Son mari n’avait pas eu trop de mal à la convaincre de s’installer à la campagne avec ses enfants. Il en avait besoin. Trop de stress, de travail, de bruit. Elle avait compris. Et l’avait soutenu. En l’espace de quelques semaines, il avait tout réglé. Et Emilie s’était retrouvée catapultée dans une maison loin de toute agitation, loin de tous. Mais que n’eût-elle pas fait par amour ? N’était-ce pas le rôle d’une femme aimante ?

Puis il avait proposé d’inviter une femme à la maison, pour qu’elle se sente moins seule. Du moins était-ce le motif affiché. Et ce fut bientôt un défilé « d’amies ». Emilie devait mesurer sa chance d’avoir un mari si soucieux de son bien-être. Fallait-il être ingrate pour lui en vouloir d’inviter son harem à la maison, alors qu’il la gardait comme l’Unique, la seule pérenne ? Les autres ne faisaient que passer, que pouvait-elle leur envier ? Pas de quoi faire une crise, enfin, son mari ne le lui répète-t-il pas assez?

A chaque incartade de son mari, Emilie se remet en question, culpabilise, doute d’elle-même, de sa capacité à être aimable au sens digne d’être aimée. Elle ravale sa tristesse, colle un sourire de façade, déploie des trésors d’attentions pour être et demeurer le gâteau et non juste la cerise, aux yeux de l’homme qu’elle aime.  Pour continuer à recevoir des mots caresses, des mots velours. Pour continuer à exister dans son regard. Au milieu des autres.
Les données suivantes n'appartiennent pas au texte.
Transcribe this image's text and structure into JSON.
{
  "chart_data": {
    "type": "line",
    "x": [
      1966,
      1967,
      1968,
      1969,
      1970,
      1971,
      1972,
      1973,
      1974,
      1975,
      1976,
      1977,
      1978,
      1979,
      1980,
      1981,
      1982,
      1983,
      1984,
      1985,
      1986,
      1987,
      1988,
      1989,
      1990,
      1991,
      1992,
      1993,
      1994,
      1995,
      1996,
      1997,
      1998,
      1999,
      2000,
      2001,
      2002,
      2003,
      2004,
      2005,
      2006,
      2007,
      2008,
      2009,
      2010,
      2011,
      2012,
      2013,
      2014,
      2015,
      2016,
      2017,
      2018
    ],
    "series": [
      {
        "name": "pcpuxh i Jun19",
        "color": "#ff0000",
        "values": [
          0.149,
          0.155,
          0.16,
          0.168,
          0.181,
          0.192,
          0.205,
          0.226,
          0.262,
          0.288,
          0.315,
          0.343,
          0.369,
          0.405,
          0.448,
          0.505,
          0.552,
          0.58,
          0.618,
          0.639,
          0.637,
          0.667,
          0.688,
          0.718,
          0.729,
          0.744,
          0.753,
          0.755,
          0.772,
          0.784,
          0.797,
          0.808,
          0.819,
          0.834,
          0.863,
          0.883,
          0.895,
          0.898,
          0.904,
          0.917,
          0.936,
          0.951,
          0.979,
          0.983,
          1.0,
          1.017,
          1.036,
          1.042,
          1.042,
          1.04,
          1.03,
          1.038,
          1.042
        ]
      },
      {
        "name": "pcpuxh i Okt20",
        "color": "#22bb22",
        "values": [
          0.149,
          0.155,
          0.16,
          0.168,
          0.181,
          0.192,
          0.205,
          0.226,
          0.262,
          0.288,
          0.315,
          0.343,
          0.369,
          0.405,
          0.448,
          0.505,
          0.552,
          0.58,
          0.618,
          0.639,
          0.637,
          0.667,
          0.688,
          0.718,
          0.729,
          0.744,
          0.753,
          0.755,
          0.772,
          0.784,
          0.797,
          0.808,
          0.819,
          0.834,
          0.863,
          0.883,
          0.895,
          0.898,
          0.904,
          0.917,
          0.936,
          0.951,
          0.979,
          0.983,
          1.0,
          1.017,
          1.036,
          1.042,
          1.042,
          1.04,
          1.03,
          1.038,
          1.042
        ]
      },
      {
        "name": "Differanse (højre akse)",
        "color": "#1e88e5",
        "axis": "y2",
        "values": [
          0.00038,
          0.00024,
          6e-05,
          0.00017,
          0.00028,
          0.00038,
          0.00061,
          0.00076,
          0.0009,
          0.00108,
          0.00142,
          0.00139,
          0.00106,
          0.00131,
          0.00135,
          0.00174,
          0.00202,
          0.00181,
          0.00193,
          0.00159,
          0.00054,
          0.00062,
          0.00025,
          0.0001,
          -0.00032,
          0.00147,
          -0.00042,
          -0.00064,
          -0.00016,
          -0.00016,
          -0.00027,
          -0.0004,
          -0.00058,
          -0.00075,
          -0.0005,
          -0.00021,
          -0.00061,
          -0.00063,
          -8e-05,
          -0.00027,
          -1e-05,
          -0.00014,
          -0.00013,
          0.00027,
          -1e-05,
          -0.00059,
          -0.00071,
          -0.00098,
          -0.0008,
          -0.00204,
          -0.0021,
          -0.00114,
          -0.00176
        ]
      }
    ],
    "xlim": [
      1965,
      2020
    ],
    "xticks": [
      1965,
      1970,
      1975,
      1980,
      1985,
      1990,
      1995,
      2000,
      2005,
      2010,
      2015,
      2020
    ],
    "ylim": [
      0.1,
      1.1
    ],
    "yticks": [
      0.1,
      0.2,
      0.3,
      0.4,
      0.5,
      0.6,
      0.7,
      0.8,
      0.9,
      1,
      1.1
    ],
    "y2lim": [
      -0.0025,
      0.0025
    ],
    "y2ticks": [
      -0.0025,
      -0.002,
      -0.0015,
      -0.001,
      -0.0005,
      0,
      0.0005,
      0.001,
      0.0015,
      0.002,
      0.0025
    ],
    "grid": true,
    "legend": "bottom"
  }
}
Ce roman d’Alma Brami est d’une intensité émotionnelle rare. Au fil des pages, le masque tombe, l’enfer se dessine, la pression monte. Sans jamais forcer le trait, sans jamais verser dans le pathos, l’auteur lève le voile sur la violence conjugale, la manipulation mentale, l’avilissement de l’autre réduit à n’être qu’un objet. Une violence silencieuse, insidieuse, qui ne se mesure pas en termes de décibels ni de mots acérés, mais de mots tendres et susurrés enveloppant des actes d’une cruauté sans nom. Jusqu’où peut-on aller par amour, ou plus exactement, par illusion de l’amour ? Un roman magistralement écrit, d’une extraordinaire justesse. Coup de coeur!